Board members at the meeting asked questions including how other target date funds offer international coverage and what plan peers do or don’t do, Weaver said.
Last week, a bipartisan group of senators including Rubio and Jeanne Shaheen, a Democrat from New Hampshire, urged FRTIB Chairman Michael Kennedy again to reverse what they called a “short-sighted decision” to invest the retirement savings of civil servants and military personnel into companies tied to the Chinese government.
The Secretary of the Navy Richard Spencer in a Wall Street Journal op-ed titled “Servicemen’s Savings Shouldn’t Fund Russia and China’’ warned that a change in federal pension policy “will have perverse consequences.’’
“Imagine retiring after a long career serving in uniform, only to learn that your savings all those years had helped fund advanced weapons systems for America’s adversaries. This tragedy will soon become reality unless a decision by the Federal Retirement Thrift Investment Board is immediately reversed,’’ Spencer wrote in the Oct. 23 article.
China hawks outside the government have also pushed the board to reverse its decision and, if necessary, have the Trump administration use executive power to scuttle the move.
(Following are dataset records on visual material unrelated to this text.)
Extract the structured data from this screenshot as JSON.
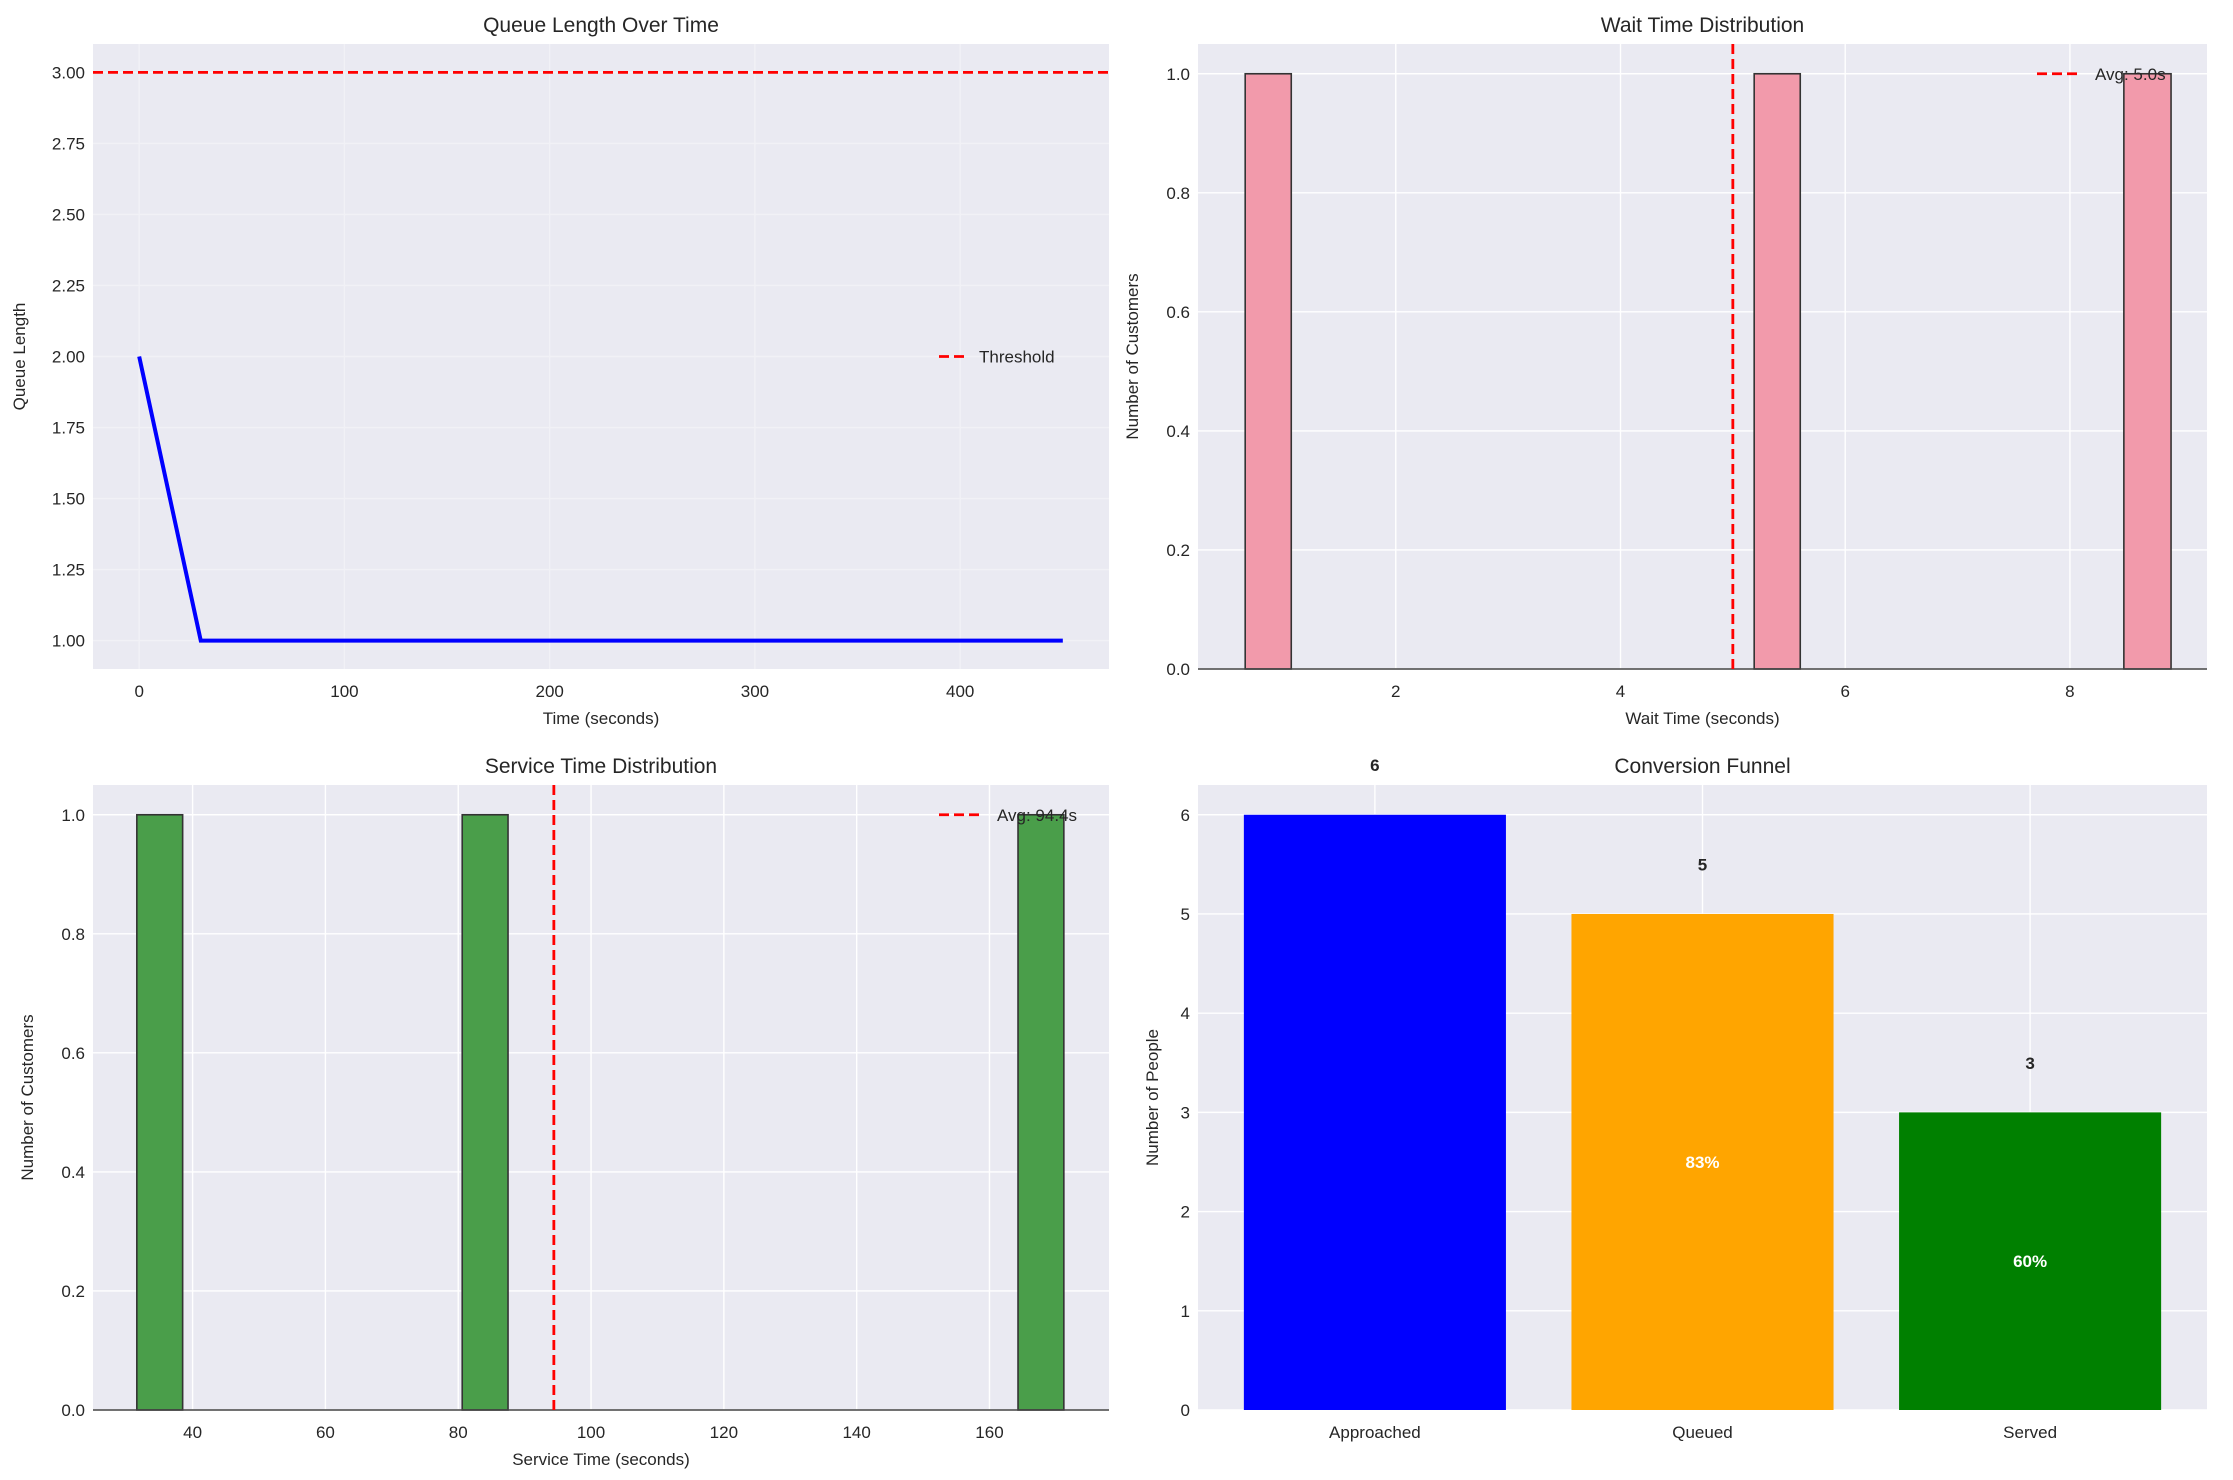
{
  "chart_data": [
    {
      "type": "line",
      "title": "Queue Length Over Time",
      "xlabel": "Time (seconds)",
      "ylabel": "Queue Length",
      "xlim": [
        -22.5,
        472.5
      ],
      "ylim": [
        0.9,
        3.1
      ],
      "xticks": [
        0,
        100,
        200,
        300,
        400
      ],
      "xtick_labels": [
        "0",
        "100",
        "200",
        "300",
        "400"
      ],
      "yticks": [
        1.0,
        1.25,
        1.5,
        1.75,
        2.0,
        2.25,
        2.5,
        2.75,
        3.0
      ],
      "ytick_labels": [
        "1.00",
        "1.25",
        "1.50",
        "1.75",
        "2.00",
        "2.25",
        "2.50",
        "2.75",
        "3.00"
      ],
      "grid": "faint",
      "series": [
        {
          "name": "Queue Length",
          "x": [
            0,
            30,
            60,
            90,
            120,
            150,
            180,
            210,
            240,
            270,
            300,
            330,
            360,
            390,
            420,
            450
          ],
          "y": [
            2,
            1,
            1,
            1,
            1,
            1,
            1,
            1,
            1,
            1,
            1,
            1,
            1,
            1,
            1,
            1
          ],
          "color": "#0000ff"
        }
      ],
      "hlines": [
        {
          "y": 3.0,
          "label": "Threshold",
          "color": "#ff0000",
          "style": "dashed"
        }
      ],
      "legend": "center-right"
    },
    {
      "type": "bar",
      "subtype": "histogram",
      "title": "Wait Time Distribution",
      "xlabel": "Wait Time (seconds)",
      "ylabel": "Number of Customers",
      "xlim": [
        0.24,
        9.22
      ],
      "ylim": [
        0,
        1.05
      ],
      "xticks": [
        2,
        4,
        6,
        8
      ],
      "xtick_labels": [
        "2",
        "4",
        "6",
        "8"
      ],
      "yticks": [
        0,
        0.2,
        0.4,
        0.6,
        0.8,
        1.0
      ],
      "ytick_labels": [
        "0.0",
        "0.2",
        "0.4",
        "0.6",
        "0.8",
        "1.0"
      ],
      "grid": true,
      "bins": [
        {
          "x0": 0.66,
          "x1": 1.07,
          "count": 1
        },
        {
          "x0": 5.19,
          "x1": 5.6,
          "count": 1
        },
        {
          "x0": 8.48,
          "x1": 8.9,
          "count": 1
        }
      ],
      "bar_color": "#f29aab",
      "vlines": [
        {
          "x": 5.0,
          "label": "Avg: 5.0s",
          "color": "#ff0000",
          "style": "dashed"
        }
      ],
      "legend": "top-right"
    },
    {
      "type": "bar",
      "subtype": "histogram",
      "title": "Service Time Distribution",
      "xlabel": "Service Time (seconds)",
      "ylabel": "Number of Customers",
      "xlim": [
        25,
        178
      ],
      "ylim": [
        0,
        1.05
      ],
      "xticks": [
        40,
        60,
        80,
        100,
        120,
        140,
        160
      ],
      "xtick_labels": [
        "40",
        "60",
        "80",
        "100",
        "120",
        "140",
        "160"
      ],
      "yticks": [
        0,
        0.2,
        0.4,
        0.6,
        0.8,
        1.0
      ],
      "ytick_labels": [
        "0.0",
        "0.2",
        "0.4",
        "0.6",
        "0.8",
        "1.0"
      ],
      "grid": true,
      "bins": [
        {
          "x0": 31.6,
          "x1": 38.5,
          "count": 1
        },
        {
          "x0": 80.6,
          "x1": 87.5,
          "count": 1
        },
        {
          "x0": 164.3,
          "x1": 171.2,
          "count": 1
        }
      ],
      "bar_color": "#4a9e4a",
      "vlines": [
        {
          "x": 94.4,
          "label": "Avg: 94.4s",
          "color": "#ff0000",
          "style": "dashed"
        }
      ],
      "legend": "top-right"
    },
    {
      "type": "bar",
      "title": "Conversion Funnel",
      "xlabel": "",
      "ylabel": "Number of People",
      "categories": [
        "Approached",
        "Queued",
        "Served"
      ],
      "values": [
        6,
        5,
        3
      ],
      "value_labels": [
        "6",
        "5",
        "3"
      ],
      "percent_labels": [
        null,
        "83%",
        "60%"
      ],
      "colors": [
        "#0000ff",
        "#ffa500",
        "#008000"
      ],
      "xlim": [
        -0.54,
        2.54
      ],
      "ylim": [
        0,
        6.3
      ],
      "yticks": [
        0,
        1,
        2,
        3,
        4,
        5,
        6
      ],
      "ytick_labels": [
        "0",
        "1",
        "2",
        "3",
        "4",
        "5",
        "6"
      ],
      "grid": true
    }
  ]
}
They argue that Americans are harmed by channeling money into Chinese firms that are allegedly involved in human-rights violations and at the center of U.S. national security concerns.
The hawks illustrate the paradox of funneling money to Chinese firms and the threat it poses by citing companies like ZTE Corp., which was accused of violating Iran and North Korea sanctions, or Hikvision, which the Commerce Department this month added to an export blacklist, accusing it of being implicated in human rights violations against Muslim minorities in the country’s far-western region of Xinjiang.